Pollsters spend a lot of time thinking about problems like these when they’re conducting surveys of a particular state, and they can employ some good workarounds (for instance, asking the voter where they’re registered to vote). But in a national poll, the pollster doesn’t need to be as precise. If you misidentify me as a Connecticut voter when I’m really registered in New York, that won’t affect the topline margin in the national poll, even though it could skew the Connecticut and New York results.
We’ve noticed, anecdotally, that the 50-state polls sometimes produce weird results in cases like these, in states that are either demographically idiosyncratic (such as Mississippi) or in small states (such as New Hampshire) where the sample is potentially contaminated by voters from another state. But this is FiveThirtyEight, and we’re not big on anecdotes. So we looked at the best predecessor for the 50-state polls that we could find: results from the 2012 Cooperative Congressional Election Study (CCES), a project conducted jointly by the online pollster YouGov and a consortium of universities. In 2012, the study surveyed around 50,000 voters, asking them about their presidential vote along with a long battery of demographic and political questions.
This is an incredibly useful dataset that we use all the time at FiveThirtyEight. But what if you use the CCES to estimate the presidential vote in each state? To be clear, this is not a use the authors of the CCES necessarily intended or would recommend. But it’s the closest approximation I could think of for what Ipsos or SurveyMonkey are doing with their 50-state surveys.
It turns out that the CCES didn’t produce very reliable estimates of the state-by-state results, even when applying the demographic weights recommended by the survey. For example, it had Barack Obama beating Mitt Romney by 10 percentage points in Florida (Obama actually won by just 1 point) and narrowly winning Georgia (he lost by 8 points), while it had Romney easily beating Obama in New Hampshire (Obama won there by nearly 6 points). Overall, the poll missed the final result in each state by an average of 7.3 percentage points, a much higher margin than state-specific election polls. That includes 3.1 percentage points of what we call pollster-induced error, meaning that which can’t be explained by sampling error or the difference in timing between the poll and the election.

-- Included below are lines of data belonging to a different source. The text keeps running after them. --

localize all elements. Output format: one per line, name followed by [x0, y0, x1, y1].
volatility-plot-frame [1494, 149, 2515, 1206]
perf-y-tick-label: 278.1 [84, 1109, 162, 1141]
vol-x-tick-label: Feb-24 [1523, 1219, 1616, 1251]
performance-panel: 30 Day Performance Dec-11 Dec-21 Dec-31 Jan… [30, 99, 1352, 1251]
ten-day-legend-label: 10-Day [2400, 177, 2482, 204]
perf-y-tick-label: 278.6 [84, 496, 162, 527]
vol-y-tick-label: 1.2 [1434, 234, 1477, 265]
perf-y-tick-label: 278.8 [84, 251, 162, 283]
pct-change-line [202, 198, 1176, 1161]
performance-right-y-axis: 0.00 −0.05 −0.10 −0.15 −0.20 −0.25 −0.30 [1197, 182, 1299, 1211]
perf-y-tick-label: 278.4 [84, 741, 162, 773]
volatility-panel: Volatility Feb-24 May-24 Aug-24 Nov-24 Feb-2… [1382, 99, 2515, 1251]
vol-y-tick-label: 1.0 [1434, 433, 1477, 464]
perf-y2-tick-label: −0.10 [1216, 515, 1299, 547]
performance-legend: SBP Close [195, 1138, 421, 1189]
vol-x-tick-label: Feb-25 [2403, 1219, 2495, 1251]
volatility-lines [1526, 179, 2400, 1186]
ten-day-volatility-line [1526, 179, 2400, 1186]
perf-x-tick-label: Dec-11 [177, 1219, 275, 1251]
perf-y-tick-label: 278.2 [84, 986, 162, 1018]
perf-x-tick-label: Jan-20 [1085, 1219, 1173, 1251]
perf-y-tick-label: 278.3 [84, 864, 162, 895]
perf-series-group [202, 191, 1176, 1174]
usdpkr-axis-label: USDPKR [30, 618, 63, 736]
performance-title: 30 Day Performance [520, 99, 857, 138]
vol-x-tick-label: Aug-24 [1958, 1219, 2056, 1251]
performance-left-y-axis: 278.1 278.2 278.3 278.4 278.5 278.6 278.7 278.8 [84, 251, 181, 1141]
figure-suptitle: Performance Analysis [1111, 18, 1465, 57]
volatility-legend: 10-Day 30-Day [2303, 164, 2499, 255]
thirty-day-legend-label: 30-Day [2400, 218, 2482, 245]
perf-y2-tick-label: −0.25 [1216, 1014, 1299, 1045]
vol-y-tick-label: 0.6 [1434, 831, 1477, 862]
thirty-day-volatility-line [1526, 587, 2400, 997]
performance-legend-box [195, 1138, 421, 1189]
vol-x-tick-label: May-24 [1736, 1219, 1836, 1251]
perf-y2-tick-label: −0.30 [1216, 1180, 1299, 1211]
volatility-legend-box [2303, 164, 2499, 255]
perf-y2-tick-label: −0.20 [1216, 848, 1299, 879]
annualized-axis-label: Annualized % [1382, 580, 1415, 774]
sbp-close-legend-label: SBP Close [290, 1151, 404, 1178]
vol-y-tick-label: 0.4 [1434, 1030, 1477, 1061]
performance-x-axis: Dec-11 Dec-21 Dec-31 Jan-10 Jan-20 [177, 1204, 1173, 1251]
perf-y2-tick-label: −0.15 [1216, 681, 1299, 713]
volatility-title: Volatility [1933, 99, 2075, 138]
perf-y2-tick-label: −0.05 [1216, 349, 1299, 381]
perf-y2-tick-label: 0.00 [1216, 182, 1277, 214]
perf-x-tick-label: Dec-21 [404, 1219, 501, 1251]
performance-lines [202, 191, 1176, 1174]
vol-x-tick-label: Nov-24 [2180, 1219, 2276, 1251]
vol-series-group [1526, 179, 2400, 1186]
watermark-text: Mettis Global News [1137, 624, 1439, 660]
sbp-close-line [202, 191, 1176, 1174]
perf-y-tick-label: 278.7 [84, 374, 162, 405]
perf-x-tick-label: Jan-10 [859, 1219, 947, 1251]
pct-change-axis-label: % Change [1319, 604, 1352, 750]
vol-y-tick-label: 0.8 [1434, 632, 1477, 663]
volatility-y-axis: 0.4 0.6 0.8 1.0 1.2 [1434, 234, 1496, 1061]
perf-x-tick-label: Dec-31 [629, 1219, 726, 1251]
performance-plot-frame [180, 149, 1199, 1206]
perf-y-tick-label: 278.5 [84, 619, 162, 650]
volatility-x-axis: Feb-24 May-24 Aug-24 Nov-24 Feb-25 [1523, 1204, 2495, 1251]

As a result of this analysis, we’ll continue to use the state-by-state breakouts from Ipsos and other pollsters, but we will significantly lower the weight assigned to them in our polling averages.2 These polls will continue to have some influence around the margin — we don’t want to discard their data entirely — but state-specific polls will have more influence on the forecast. Note that this penalty won’t apply when a pollster such as Ipsos decides to survey one state specifically, only to state subsamples from their national polls.

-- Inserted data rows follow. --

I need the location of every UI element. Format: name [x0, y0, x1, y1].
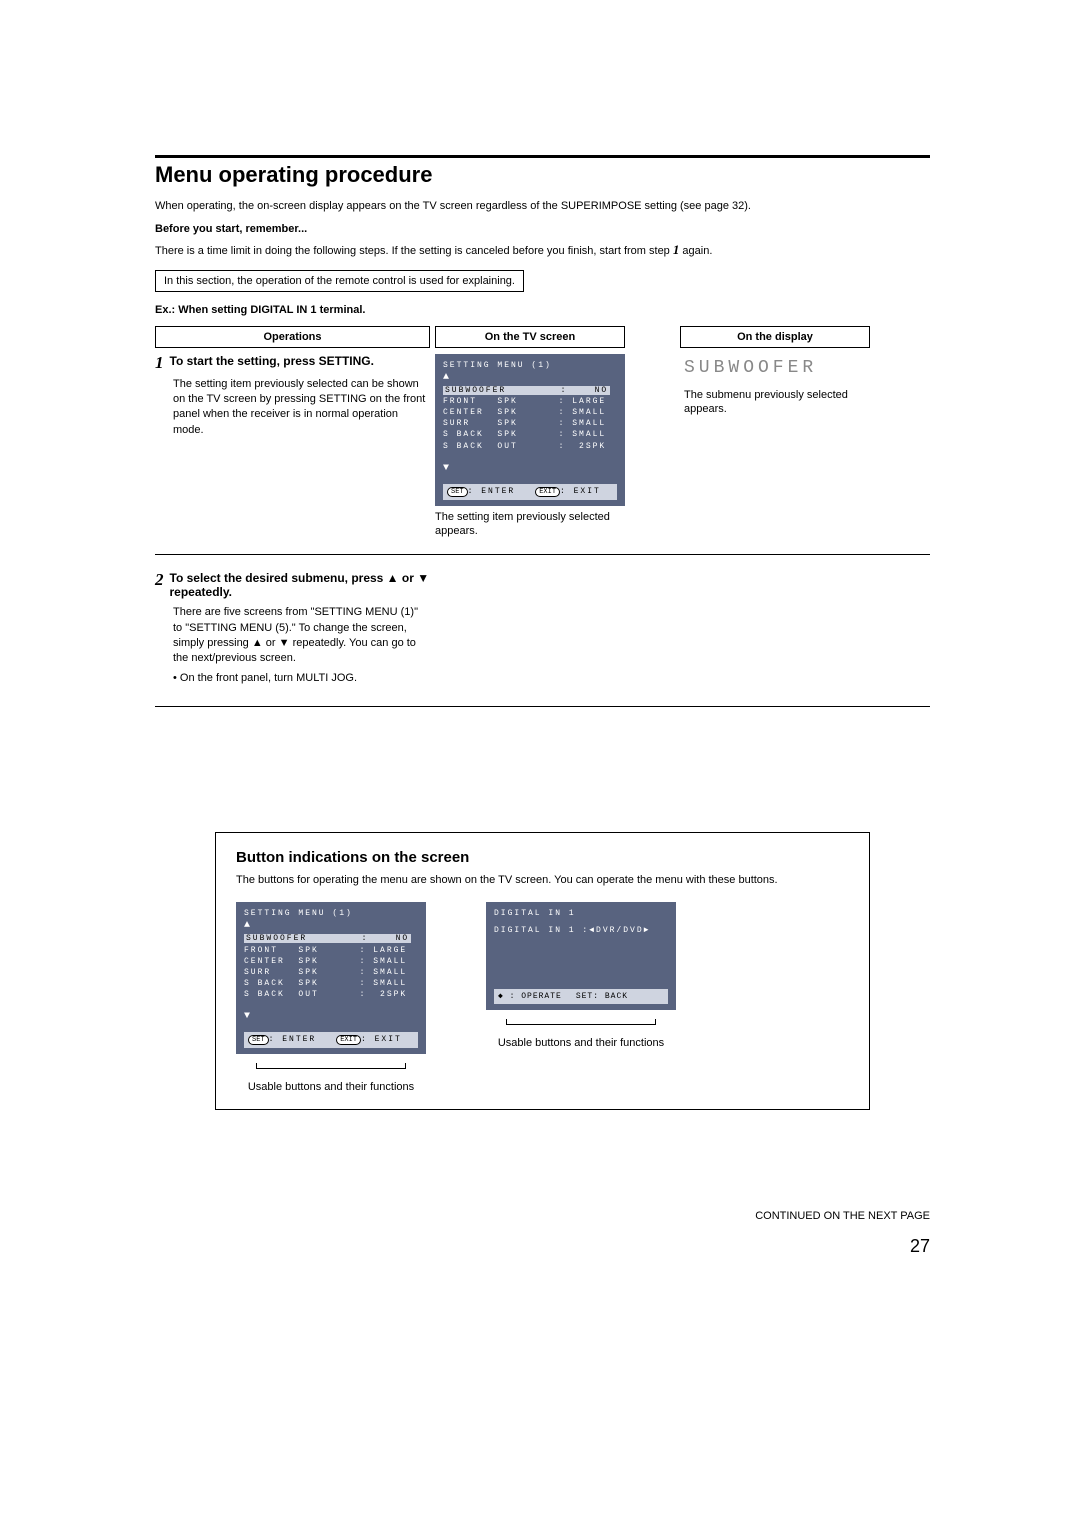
step2-bullet: • On the front panel, turn MULTI JOG. [173, 671, 430, 686]
digital-footer: ◆ : OPERATE SET: BACK [494, 989, 668, 1004]
header-rule [155, 155, 930, 158]
step2-body: There are five screens from "SETTING MEN… [173, 605, 430, 667]
tv-row-4: S BACK SPK : SMALL [443, 429, 617, 440]
header-operations: Operations [155, 326, 430, 348]
step1-body: The setting item previously selected can… [173, 377, 430, 439]
tv-row-1: FRONT SPK : LARGE [443, 396, 617, 407]
box-title: Button indications on the screen [236, 849, 849, 866]
note-box: In this section, the operation of the re… [155, 270, 524, 292]
tv-row-2: CENTER SPK : SMALL [443, 407, 617, 418]
up-arrow-icon: ▲ [443, 371, 617, 385]
usable-caption-left: Usable buttons and their functions [236, 1081, 426, 1093]
before-text: There is a time limit in doing the follo… [155, 243, 930, 260]
continued-text: CONTINUED ON THE NEXT PAGE [155, 1210, 930, 1222]
down-arrow-icon: ▼ [443, 462, 617, 476]
box-screen-left: SETTING MENU (1) ▲ SUBWOOFER : NO FRONT … [236, 902, 426, 1093]
step2: 2 To select the desired submenu, press ▲… [155, 571, 430, 599]
step2-title: To select the desired submenu, press ▲ o… [170, 571, 431, 599]
step1: 1 To start the setting, press SETTING. [155, 354, 430, 371]
display-caption: The submenu previously selected appears. [684, 388, 866, 417]
column-headers: Operations On the TV screen On the displ… [155, 326, 930, 348]
example-label: Ex.: When setting DIGITAL IN 1 terminal. [155, 304, 930, 316]
header-tv-screen: On the TV screen [435, 326, 625, 348]
display-text: SUBWOOFER [684, 358, 866, 378]
step2-row: 2 To select the desired submenu, press ▲… [155, 571, 930, 686]
tv-screen-1: SETTING MENU (1) ▲ SUBWOOFER : NO FRONT … [435, 354, 625, 506]
header-display: On the display [680, 326, 870, 348]
step1-row: 1 To start the setting, press SETTING. T… [155, 354, 930, 539]
usable-caption-right: Usable buttons and their functions [486, 1037, 676, 1049]
display-panel: SUBWOOFER The submenu previously selecte… [680, 354, 870, 421]
tv-footer-1: SET: ENTER EXIT: EXIT [443, 484, 617, 500]
separator-1 [155, 554, 930, 555]
box-intro: The buttons for operating the menu are s… [236, 874, 849, 886]
box-screen-right: DIGITAL IN 1 DIGITAL IN 1 :◄DVR/DVD► ◆ :… [486, 902, 676, 1049]
tv-row-5: S BACK OUT : 2SPK [443, 441, 617, 452]
step2-number: 2 [155, 571, 164, 599]
tv-row-0: SUBWOOFER : NO [443, 385, 617, 396]
page-number: 27 [155, 1236, 930, 1257]
tv-screen-2: SETTING MENU (1) ▲ SUBWOOFER : NO FRONT … [236, 902, 426, 1054]
tv-row-3: SURR SPK : SMALL [443, 418, 617, 429]
intro-text: When operating, the on-screen display ap… [155, 198, 930, 215]
page-title: Menu operating procedure [155, 162, 930, 188]
footer-bracket-left [256, 1068, 406, 1069]
button-indications-box: Button indications on the screen The but… [215, 832, 870, 1110]
tv-title: SETTING MENU (1) [443, 360, 617, 371]
tv-footer-2: SET: ENTER EXIT: EXIT [244, 1032, 418, 1048]
tv-caption-1: The setting item previously selected app… [435, 510, 625, 539]
separator-2 [155, 706, 930, 707]
footer-bracket-right [506, 1024, 656, 1025]
step1-number: 1 [155, 354, 164, 371]
step1-title: To start the setting, press SETTING. [170, 354, 374, 371]
digital-screen: DIGITAL IN 1 DIGITAL IN 1 :◄DVR/DVD► ◆ :… [486, 902, 676, 1010]
before-label: Before you start, remember... [155, 221, 930, 238]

The overall result of this change is minimal for now. It very slightly lowers Hillary Clinton’s projected popular vote margin over Trump (by about two-tenths of a percentage point) and very slightly increases her projected chances of winning the electoral college (by about 1 percentage point). Even if this change in our algorithm hasn’t had a major effect so far, it’s intended mostly as a preventive measure against allowing our polling averages to be flooded by subsamples from the 50-state polls. This is useful data that we’re pleased to have at our disposal, but not quite the same thing as getting 50 separate surveys from every state.